Reputation: 1087
I have already created firewall (security groups) on AWS using the feature from_port/to_port. For exemple, here I create a SG from port 5000 to port 5100, from port 6000 to 6100, from port 7000 to 7100 ...
variable "list_port" {
type = "list"
default = [
"5000-5100",
"6000-6100",
"7000-7100",
]
}
resource "aws_security_group" "test" {
name = "test"
}
resource "aws_security_group_rule" "test" {
count = "${length(var.list_port)}"
type = "ingress"
from_port = "${ element(split("-", element(var.list_port, count.index)), 0) }"

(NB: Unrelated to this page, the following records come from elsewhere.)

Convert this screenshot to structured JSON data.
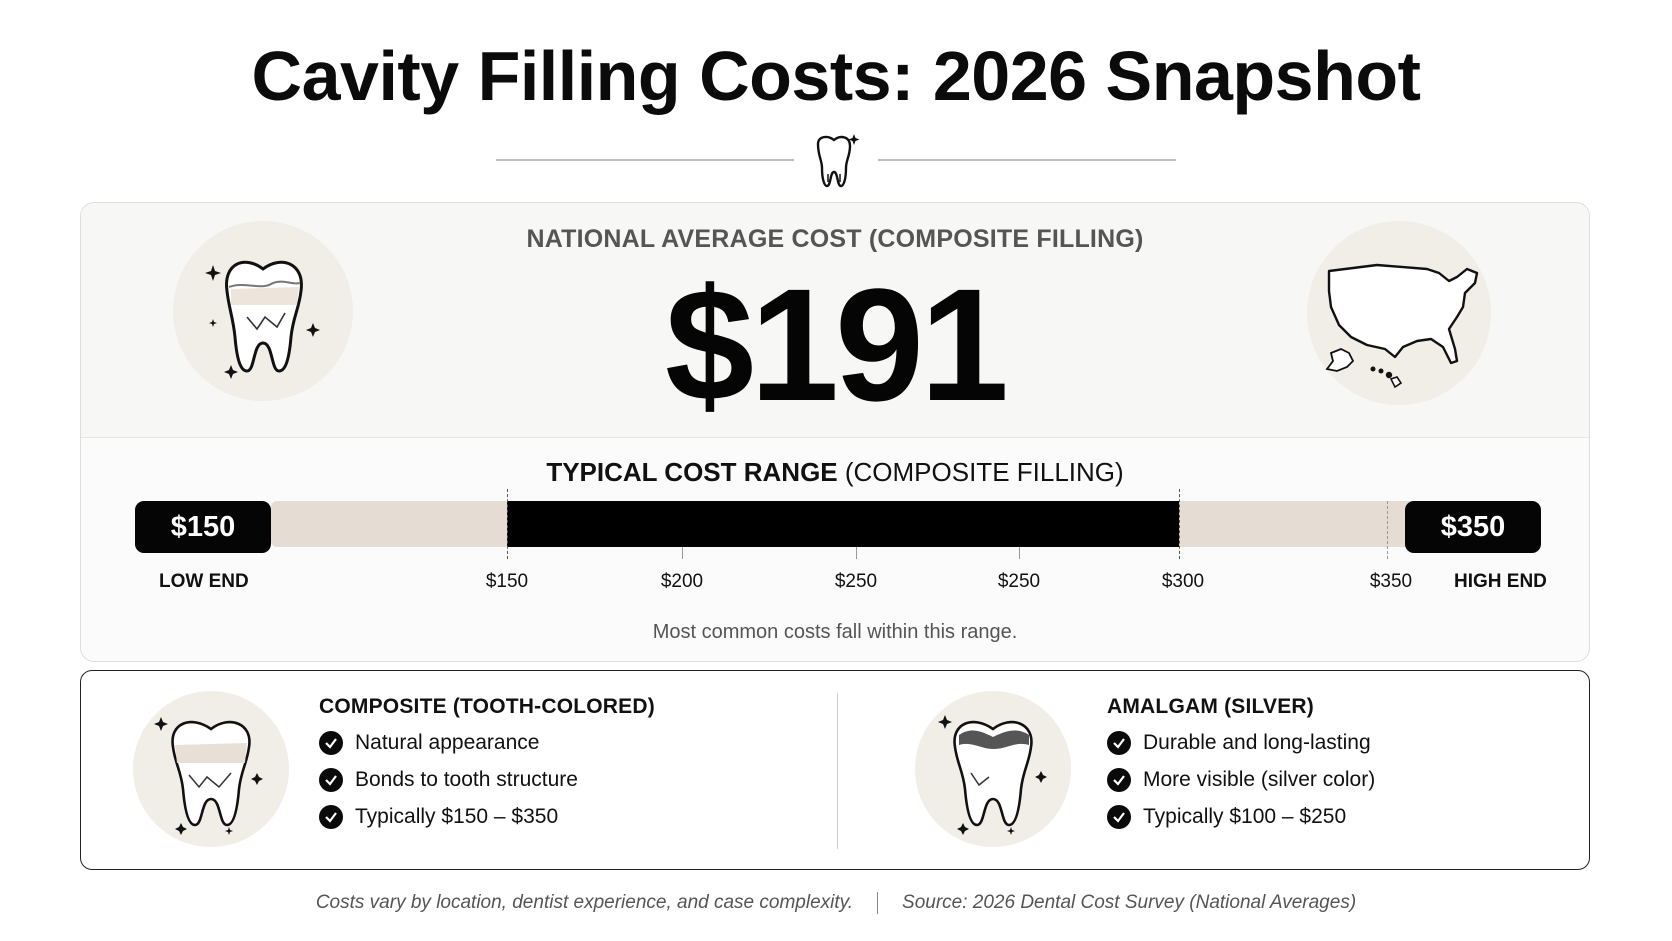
{
  "title": "Cavity Filling Costs: 2026 Snapshot",
  "national": {
    "label": "NATIONAL AVERAGE COST (COMPOSITE FILLING)",
    "value": "$191"
  },
  "range": {
    "title_bold": "TYPICAL COST RANGE",
    "title_rest": " (COMPOSITE FILLING)",
    "low_pill": "$150",
    "high_pill": "$350",
    "low_label": "LOW END",
    "high_label": "HIGH END",
    "ticks": [
      "$150",
      "$200",
      "$250",
      "$250",
      "$300",
      "$350"
    ],
    "highlight_from": 150,
    "highlight_to": 300,
    "note": "Most common costs fall within this range."
  },
  "composite": {
    "title": "COMPOSITE (TOOTH-COLORED)",
    "features": [
      "Natural appearance",
      "Bonds to tooth structure",
      "Typically $150 – $350"
    ]
  },
  "amalgam": {
    "title": "AMALGAM (SILVER)",
    "features": [
      "Durable and long-lasting",
      "More visible (silver color)",
      "Typically $100 – $250"
    ]
  },
  "footer": {
    "left": "Costs vary by location, dentist experience, and case complexity.",
    "right": "Source: 2026 Dental Cost Survey (National Averages)"
  },
  "icons": {
    "header": "tooth-sparkle-icon",
    "top_left": "cracked-tooth-icon",
    "top_right": "usa-map-icon",
    "composite": "composite-tooth-icon",
    "amalgam": "amalgam-tooth-icon",
    "check": "checkmark-icon"
  },
  "colors": {
    "accent": "#000000",
    "track": "#e5ddd4",
    "circle": "#f1ede7"
  }
}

to_port = "${ element(split("-", element(var.list_port, count.index)), 1) }"
protocol = "TCP"
cidr_blocks = ["0.0.0.0/0"]
security_group_id = "${aws_security_group.test.id}"
}
I'm trying to do the same thing with google, but it seems there is no from_to options. I want to be the more DRY possible and not repeat the ports. An other good reason is that I'm using terraform module with a variable containing ports to open. So I want to avoid something like that.

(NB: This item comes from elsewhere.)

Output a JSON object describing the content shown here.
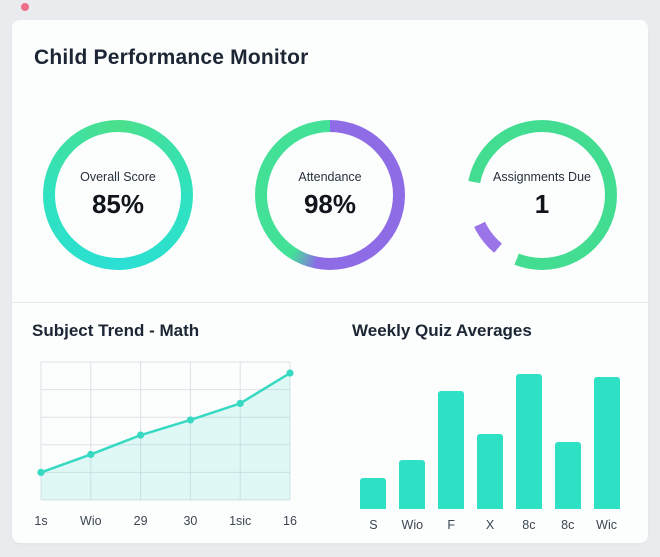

resource "google_compute_firewall" "firewall" {
name = "test"
direction = "INGRESS"
allow {
protocol = "tcp"
ports = [5000, 5100]
}
allow {
protocol = "tcp"
ports = [6000, 6100]
}
allow {
protocol = "tcp"
ports = [7000, 7100]
}
}
Does anyone known a better solution ?
Thanks
BR,
Eric
Upvotes: 0
Views: 1778
Reputation: 15058
You can specify port ranges in the array:
resource "google_compute_firewall" "gaming-blacknut" {
name = "test"
direction = "INGRESS"
allow {
protocol = "tcp"
ports = ["5000-5100"]
}
}
Edit
After seeing your problem I believe you can still use port ranges in the allow
rules, specifically the variable.
Example:
allow {
protocol = "tcp"
ports = ["${var.list_port}"] // You may not need the surrounding [ ] as the variable is already defined as a list.
}
You can see an example rule using a list of single ports and a port range in the documentation.